Imagine "rights" that are special privi-leges for an elite whose working day is six hours and its working year is 183 days. Ask the independent plumber or carpenter or warehouse worker about retirement at fifty-eight at eighty per cent of his last three years. Oh, and you can cash in your accrued sick days, too, you know, the ones you didn't use to extend your weekends. Think of it, the incestuous relationship with politicians is now getting some air. Politicians: define them as mendicants for union largesse one day and negotiators sitting across a bargaining table and giving a wink and a nod to the union reps on the other side as they "represent" the people who pay the bills. How cozy, how sweet, how Keynesian: "In the long run we are all dead." Let the future pick up the tab.

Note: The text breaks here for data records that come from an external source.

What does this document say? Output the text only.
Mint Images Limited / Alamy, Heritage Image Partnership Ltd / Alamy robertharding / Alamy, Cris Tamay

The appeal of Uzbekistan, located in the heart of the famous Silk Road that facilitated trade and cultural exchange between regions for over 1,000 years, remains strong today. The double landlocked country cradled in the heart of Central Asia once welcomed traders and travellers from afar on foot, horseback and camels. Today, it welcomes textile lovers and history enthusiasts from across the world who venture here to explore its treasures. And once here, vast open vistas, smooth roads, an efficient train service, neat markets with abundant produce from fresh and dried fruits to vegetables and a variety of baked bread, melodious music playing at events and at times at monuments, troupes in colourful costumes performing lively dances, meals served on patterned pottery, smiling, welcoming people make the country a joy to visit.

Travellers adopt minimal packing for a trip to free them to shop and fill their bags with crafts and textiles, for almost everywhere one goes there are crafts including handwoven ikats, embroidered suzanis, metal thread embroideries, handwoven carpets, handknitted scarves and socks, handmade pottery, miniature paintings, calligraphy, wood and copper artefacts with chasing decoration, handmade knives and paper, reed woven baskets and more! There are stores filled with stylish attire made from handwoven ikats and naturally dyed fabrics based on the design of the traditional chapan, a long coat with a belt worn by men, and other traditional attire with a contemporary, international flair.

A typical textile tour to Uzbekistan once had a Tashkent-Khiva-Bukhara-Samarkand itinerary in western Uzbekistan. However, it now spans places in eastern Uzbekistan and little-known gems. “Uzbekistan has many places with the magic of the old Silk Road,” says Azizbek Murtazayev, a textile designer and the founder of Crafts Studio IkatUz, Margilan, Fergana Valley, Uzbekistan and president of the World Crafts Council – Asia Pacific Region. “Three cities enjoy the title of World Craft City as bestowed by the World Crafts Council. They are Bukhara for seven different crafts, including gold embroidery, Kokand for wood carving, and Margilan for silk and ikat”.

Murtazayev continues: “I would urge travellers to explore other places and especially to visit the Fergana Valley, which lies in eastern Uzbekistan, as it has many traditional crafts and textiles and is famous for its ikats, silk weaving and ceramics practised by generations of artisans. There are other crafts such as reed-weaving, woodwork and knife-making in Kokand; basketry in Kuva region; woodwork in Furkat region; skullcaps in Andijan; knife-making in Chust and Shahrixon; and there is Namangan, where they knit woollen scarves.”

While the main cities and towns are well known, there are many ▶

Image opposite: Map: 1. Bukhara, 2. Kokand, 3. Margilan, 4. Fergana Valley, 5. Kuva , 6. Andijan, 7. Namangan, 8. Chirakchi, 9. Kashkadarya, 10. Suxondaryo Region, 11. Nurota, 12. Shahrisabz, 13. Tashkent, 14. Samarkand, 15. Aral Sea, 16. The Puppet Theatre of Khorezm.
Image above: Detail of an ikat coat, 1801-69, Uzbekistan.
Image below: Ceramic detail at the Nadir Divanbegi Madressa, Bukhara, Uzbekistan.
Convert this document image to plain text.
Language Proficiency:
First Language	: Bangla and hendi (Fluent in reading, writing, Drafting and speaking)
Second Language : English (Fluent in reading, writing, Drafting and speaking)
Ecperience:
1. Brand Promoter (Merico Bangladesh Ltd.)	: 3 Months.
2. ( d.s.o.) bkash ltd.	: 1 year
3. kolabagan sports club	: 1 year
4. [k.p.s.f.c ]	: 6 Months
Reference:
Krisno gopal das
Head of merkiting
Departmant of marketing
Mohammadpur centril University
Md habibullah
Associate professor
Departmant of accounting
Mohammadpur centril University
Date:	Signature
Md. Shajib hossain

In the meantime, the public schools are hollowed mausoleums filled with some people who are aware of the scam but are actually trying to instruct, education majors who accept the system as their just desserts, and administrators who are keeping the lid on while they extoll the new program that will turn things around if we are only patient. A programmatic churning which constantly recycles the same tired old ideas with new names while they seek more and more money from the feds, the state, the municipality, and grants from guilty billionaires. The churning never ends. So shameless is this churning, that if it were your accountant, he would end up in the cot next to Bernie.
The inevitability of this moment has been obvious for many years. It is sad that most of the people who started the public union movement were motivated by real abuses. I heard the stories from the founders of my local teachers' union in the early seventies while, over beers, they regaled us with stories of keeping their jobs by affixing signs to their cars and standing in the rain campaigning for their sponsors. The pay was low and real job security was missing. They had fought the good fight to clean up a system that was corrupt and acted to force some light in. These teachers I honor. They were members of the generation that had endured the depression, had won WWII, and had returned and taken advantage of their veteran's benefits and entered the profession. As they moved on, Parkinson 's Law took over ("Work expands so as to fill the time available for its completion."). The bureaucracy inexorably expanded from two administrators and a secretary overseeing forty thousand students to the present scores of administrators overseeing a little more than half as many… all of these faceless bureaucrats justifying their positions by regulation, rules, and more churning.
Reality is difficult. It's nice to think that Reading, Writing, and Arithmetic can be acquired through charm and fun. Mantras are nice, too. We have purchased them with our taxes and our credit for too long. Verities are better and longer lasting: learning is work; time on task may not be fun filled; discipline is not medieval; manners and virtues are not outmoded, and there is no free lunch. There are others, too: one is "There is a sucker born every minute …" The rest of the line should be acknowledged: "…and two to take him." The American people are getting over being the first, and the second group must wake up or join Bernie. After all, it's never too late to repent.
The author of this op-ed has been an educator in the public school system for over four decades and is a former "Massachusetts Teacher of the Year".The following is a point he made that is pertinent to this issue. "This is my 41st year of compulsory unionization. 41 years of seeing my dues in three associations going to candidates I don't support. The undemocratic nature of being blithely fleeced by the state and the national organization raises my blood pressure."